Thanks to the Clark Hotel Museum, the University of North Texas Libraries' Portal to Texas History, and the Summerlee Foundation, photographs from Van Horn and the Texas Mountain Trail region are now available online. Click here to see the entire collection of 500 photographs at the Portal to Texas History website. This is just one of the photos in the collection; R.P. Bean's Ranch outside Van Horn.


We want the rest of the world know about our history and our photographs, basically spreading the word about the Texas Mountain Trail region and encouraging folks to visit us out here. So we contacted the nice folks at www.shorpy.com an excellent blog of great historical photographs and they were happy to post some of the collection from Van Horn's Clark Hotel Museum. When the photos were first posted yesterday, they were sandwiched between images from the amazing and legendary Dorothea Lange! Not bad company!

Shorpy.com also created a "Texas Mountain Trail" page of our photographs, so you can see them all together, here. The response has been tremendous.
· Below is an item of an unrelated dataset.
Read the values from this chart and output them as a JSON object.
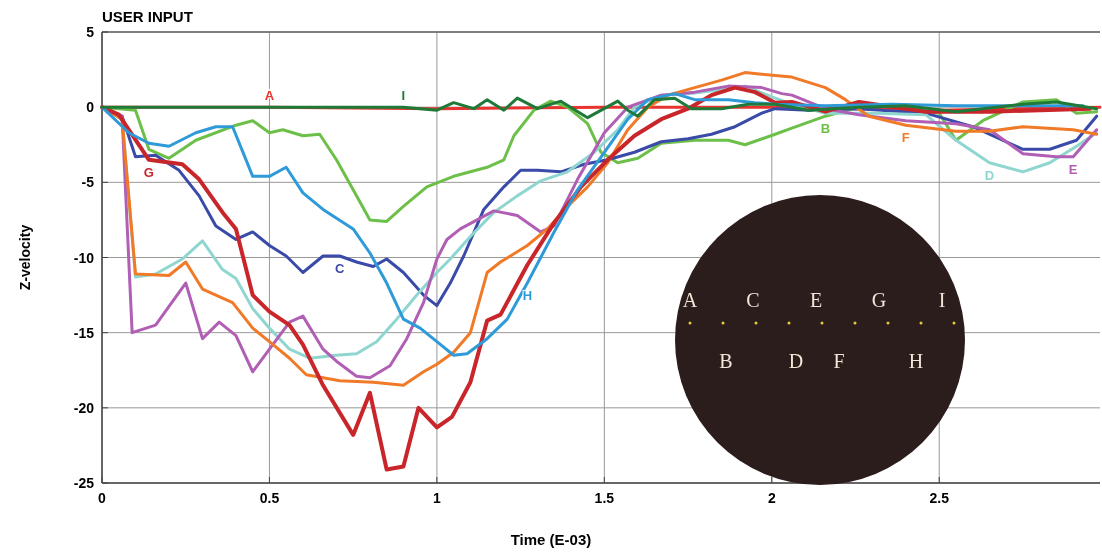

In less than an hour, our images had more than 60 "hits," and as I write this less than 24 hours after the first posting, the R.P. Bean Ranch photo has had 345 "hits!" With permission from the Clark Hotel Museum, the Portal to Texas History and Shorpy, we'll be posting more images of Far West Texas on this page in the future, and we'll let you know when they're "up" with a notice on this "On the Trail!" blog!

Our thanks to Ken at Shorpy.com, Dreanna Belden of the University of North Texas Library and the Portal to Texas History, the Summerlee Foundation, and Robert Stuckey, Director of the Clark Hotel Museum in Van Horn!

Update--a Shorpy reader wondered what the R.P. Bean Ranch looks like today. Yesterday, I drove 10 miles north of Van Horn on Hwy 54 (the road to Guadalupe Mountains National Park) and got as close to the ranch as I could without entering private land. While I couldn't get to the c. 1910 vantage point, I was able to take the second shot at the top of this post. You can see my correspondence with the Shorpy reader here.